The fight over the future of American education has too often been framed as an "them vs. us" proposition. In his latest book "David and Goliath: Underdogs, Misfits, and the Art of Battling Giants" author Malcolm Gladwell challenges traditional views of advantages and disadvantages and offers a new interpretation of how difficulty can actually be a advantage. While school system leaders struggle to move from classroom and school level success to sustained systematic excellence, a careful reading of "David and Goliath" would cause them to beg the question of whether America's historical and divisive "them vs. us" fights over education will actually serve as an advantage in the development of long-term, systematic, excellence in public education.
The next great chapter in the American story can be how early difficulties over education reform actually created the environment that led to America being a model of education for the world. The early history of fighting over education was a fight over segregation in American schools based on race. The fight did not begin with the landmark Brown vs. Board of Education trial and the fight didn't end when racial segregation in schools was declared a violation of the 14th Amendment. Victory in the case of Brown vs. Board of Education was the culmination of years of experience as a result of years of disappointment leading to the Supreme Court's decision on May 17, 1954.
Interestingly, the legal strategy Thurgood Marshall and the NAACP used to win Brown vs. Board of Education was developed 19 years earlier by his predecessor, Charles Hamilton Houston. Over 19 years, Marshall and the NAACP gained invaluable experience and skill struggling to argue cases like Briggs vs. Elliott (1949), Bolling vs. Sharpe (1950), Brown vs. Board of Education (1951) and Davis vs. Prince Edward County (VA) School Board (1951). In each case Thurgood Marshall and his team readied themselves and the country for what would come in 1954.
Over 19 years, the NAACP made strategic decisions like bundling the aforementioned cases in 1952 to signify that the issue of racial segregation in schools was not regional, but national. The NAACP's perceived disadvantages were actually what Gladwell refers to as "desirable difficulties" or difficulties that actually build people and institutions up to a point of making the difference between victory and defeat.
During times of economic hardship, the American model of funding schools based on local tax revenue only intensifies the fight over how dwindling school budgets are allocated to students. In school districts around America, school boards are negotiating their 2014-2015 budgets and making determinations on whether to increase funding for programs that benefit low performing students like reading recovery or to continue to support programs that benefit high performers like International Baccalaureate (IB).

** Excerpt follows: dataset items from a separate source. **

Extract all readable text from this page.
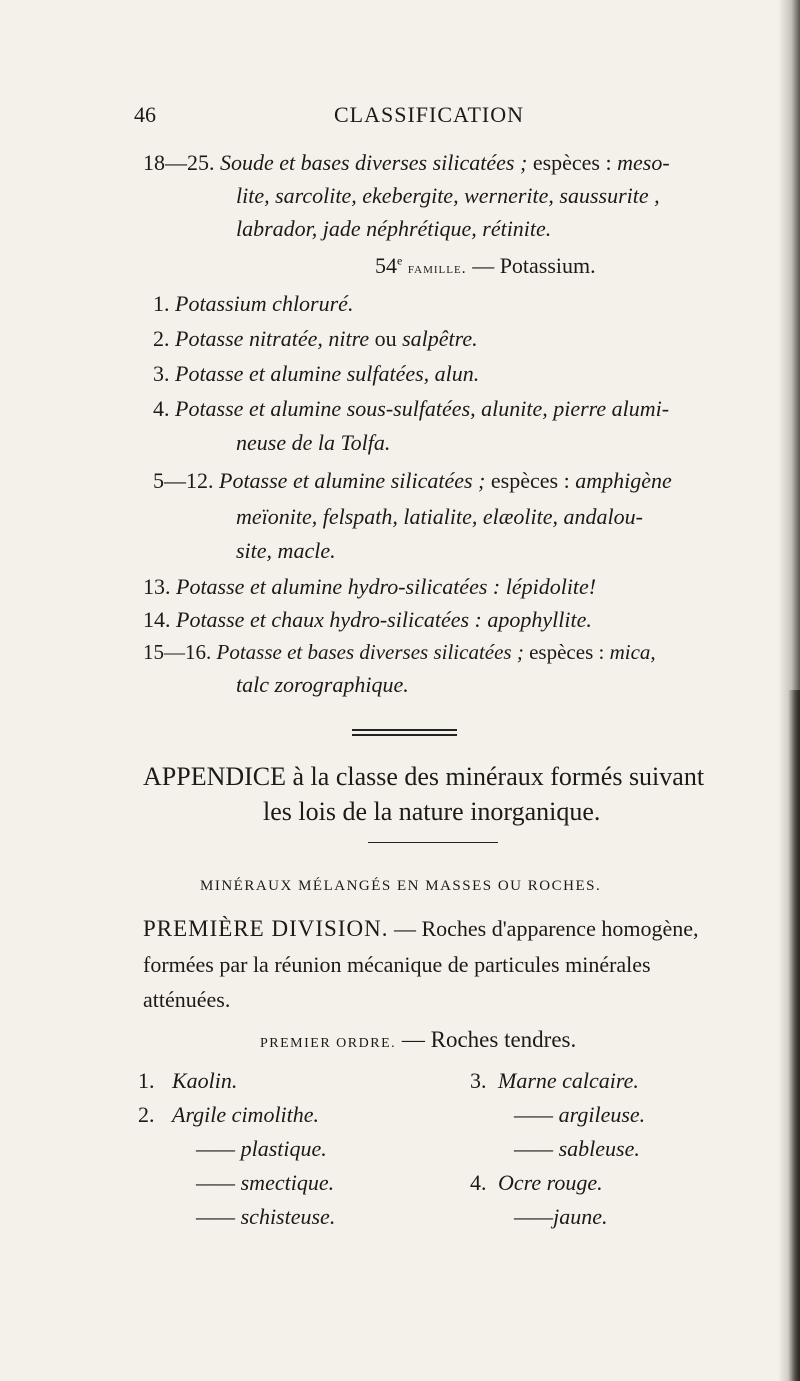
46	CLASSIFICATION
18—25. Soude et bases diverses silicatées ; espèces : meso-
lite, sarcolite, ekebergite, wernerite, saussurite ,
labrador, jade néphrétique, rétinite.
54e famille. — Potassium.
1. Potassium chloruré.
2. Potasse nitratée, nitre ou salpêtre.
3. Potasse et alumine sulfatées, alun.
4. Potasse et alumine sous-sulfatées, alunite, pierre alumi-
neuse de la Tolfa.
5—12. Potasse et alumine silicatées ; espèces : amphigène
meïonite, felspath, latialite, elæolite, andalou-
site, macle.
13. Potasse et alumine hydro-silicatées : lépidolite!
14. Potasse et chaux hydro-silicatées : apophyllite.
15—16. Potasse et bases diverses silicatées ; espèces : mica,
talc zorographique.
APPENDICE à la classe des minéraux formés suivant
les lois de la nature inorganique.
MINÉRAUX MÉLANGÉS EN MASSES OU ROCHES.
PREMIÈRE DIVISION. — Roches d'apparence homogène,
formées par la réunion mécanique de particules minérales
atténuées.
PREMIER ORDRE. — Roches tendres.
1. Kaolin.
2. Argile cimolithe.
—— plastique.
—— smectique.
—— schisteuse.
3. Marne calcaire.
—— argileuse.
—— sableuse.
4. Ocre rouge.
——jaune.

In education, the perception that "every dollar counts" has pitted groups against one another in a time when falling resources should actually be making us all more resourceful. At the height of the economic crisis I penned a Huffington Post blog entitled "The Economic Crisis: Is There A Silver Lining? (August 15, 2010)" where I postulated that "Americans will rebound, the unemployment rate will improve, and if we've learned from our past, what will remain will be a middle class less preoccupied with overconsumption and more prepared to live a lifestyle of moderation and interdependence. If America can sustain the community institutions that have been built during this crisis, America will in fact be stronger for it."
The results of the 2012 OECD Program for International Student Assessment (PISA) exam reflect an American decline since 2009; 25th to 31st in math; from 20th to 24th in science; and from 11th to 21st in reading. As America's ranking on PISA fall, it's become acceptable to qualify education when referring to American exceptionalism. The "them vs. us" debate over the future of American education in a globalized world is healthy if it also includes debates over the legitimacy of how education is governed in America. In a time when high performing countries like Poland and Finland are updating their own common standards to further improve, America's ability to ask the important questions can make all the difference.
The frustration surrounding America's inability to "fix" our education system to outperform the world highlights what Gladwell calls "the limits of power." In "David and Goliath," Gladwell outlines the importance of the "principle of legitimacy" to those in power. The legitimacy of those in power hinges on three conditions: (1) People who are asked to obey authority feel like they have a voice, are Boards of Education bodies that welcome the voices of parents and educators? (2) Rules are predictable, are state regulations flexible enough to give districts freedom to maintain consistent school--level administrative procedures? and (3) Authority is fair and treats every group the same, does the U.S. fight for financial and social equity for all schools? The answers to these fundamental questions outlined are central to our ability to drive long-term, systematic change.
The disadvantages of laboring over court cases, falling school budgets, or prolonged international scrutiny can actually be an advantage when it creates systems and leaders experienced in more innovative ways to leverage scarce resources and create new value from external partnerships. Whether "Brown vs. Board of Education," "funds for remediating low-performers vs. specialty programs for high performers," or "America vs. high performing OECD countries," Gladwell's idea of "disadvantages as advantages" is about how difficult times shape us for the better. America's students deserve a fight, and over the years they've gotten one. Now is the time to learn from history, be thankful for the experience, and move forward, together.